Despite sounding out primary dealers on potential demand for 28-day reverse repurchase agreements on Wednesday, China's central bank on Thursday opted against using the unconventional money market tool, widely seen as a compromise between short-term liquidity injections and a cut in bank reserve requirement ratios.
EVENTS KEEP MARKETS RANGE-BOUND
U.S. crude oil fell 0.5 percent to $95.05 a barrel, after slipping the previous day as Gulf Coast refineries and platforms seemed to have escaped damage from Hurricane Isaac. Brent eased 0.1 percent to $112.41.
The euro firmed 0.1 percent to $1.2537 and held steady against the yen at 98.55.
Speculation rose that the European Central Bank was moving ahead on a plan to buy bonds to lower peripheral euro zone states' borrowing costs, after ECB chief Mario Draghi wrote in an opinion piece in a German newspaper on Wednesday that the bank needed to employ "exceptional measures.
Draghi cancelled his attendance at Jackson Hole due to a heavy workload as he gears up for the bank's critical policy-setting meeting on September 6, with markets expecting the central bank to provide details of the bond-buying scheme.

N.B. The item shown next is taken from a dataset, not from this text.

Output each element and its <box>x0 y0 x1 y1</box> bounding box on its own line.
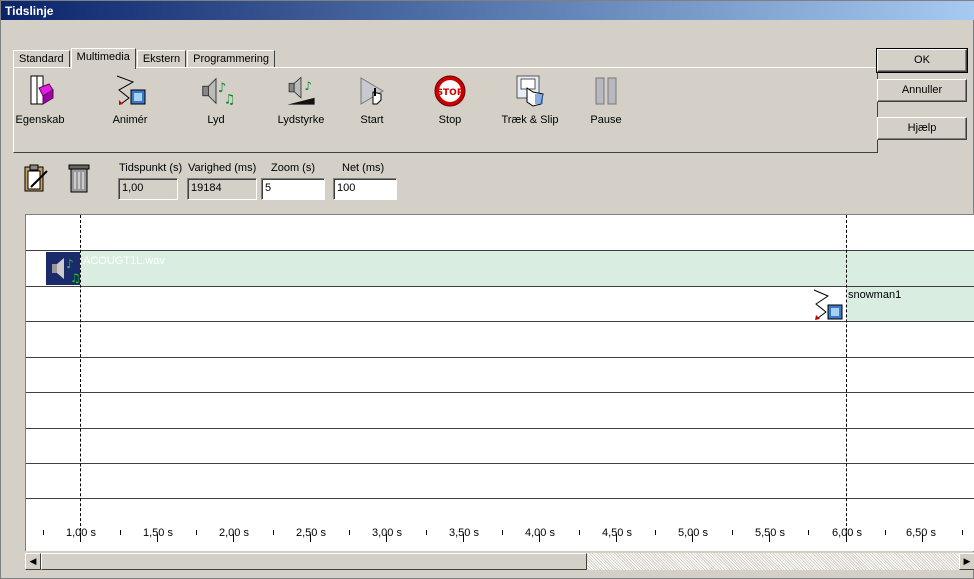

Markets might remain in ranges for weeks beyond Jackson Hole and the ECB meeting, with key events lined up that could clarify the timing of any further easing by the Fed, and the roadmap for the euro zone's crisis-management.
A key U.S. jobs report is due on September 7 ahead of the Fed's September 12-13 policy meeting and the German constitutional court rules on the region's bailout funds on September 12, before euro zone finance ministers meet on September 14-15.

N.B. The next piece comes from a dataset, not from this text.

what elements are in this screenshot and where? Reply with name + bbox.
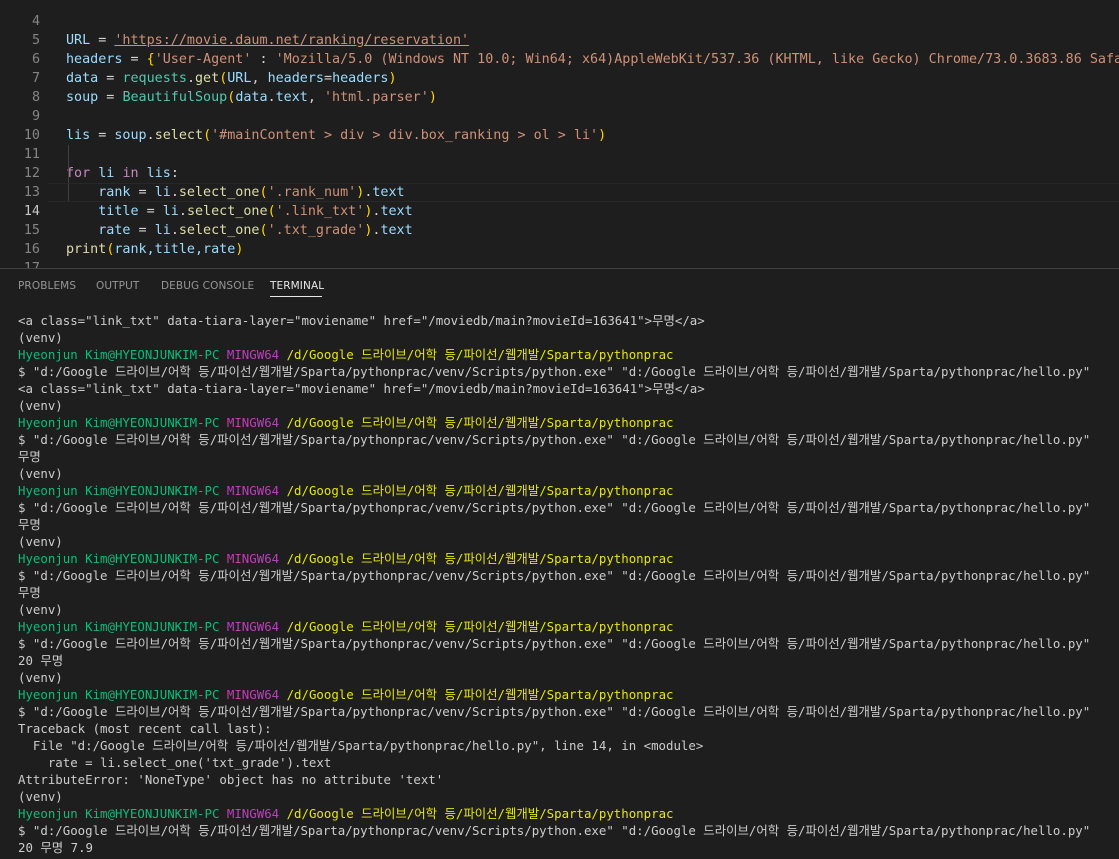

A report on Greece by its international lenders is due by early October to determine whether Athens will get a bailout.
The currency options market suggested players were not expecting sharp price swings, with one-month euro/dollar volatility still below 10 percent.
Later on Thursday, Italy will issue 6.5 billion euro longer-dated bonds. Italian government bond yields fell on Wednesday as dealers sensed good demand for Thursday's issuance after two successful auctions earlier this week.
Asian credit markets weakened, pushing the spread on the iTraxx Asia ex-Japan investment-grade index wider by 3 basis points.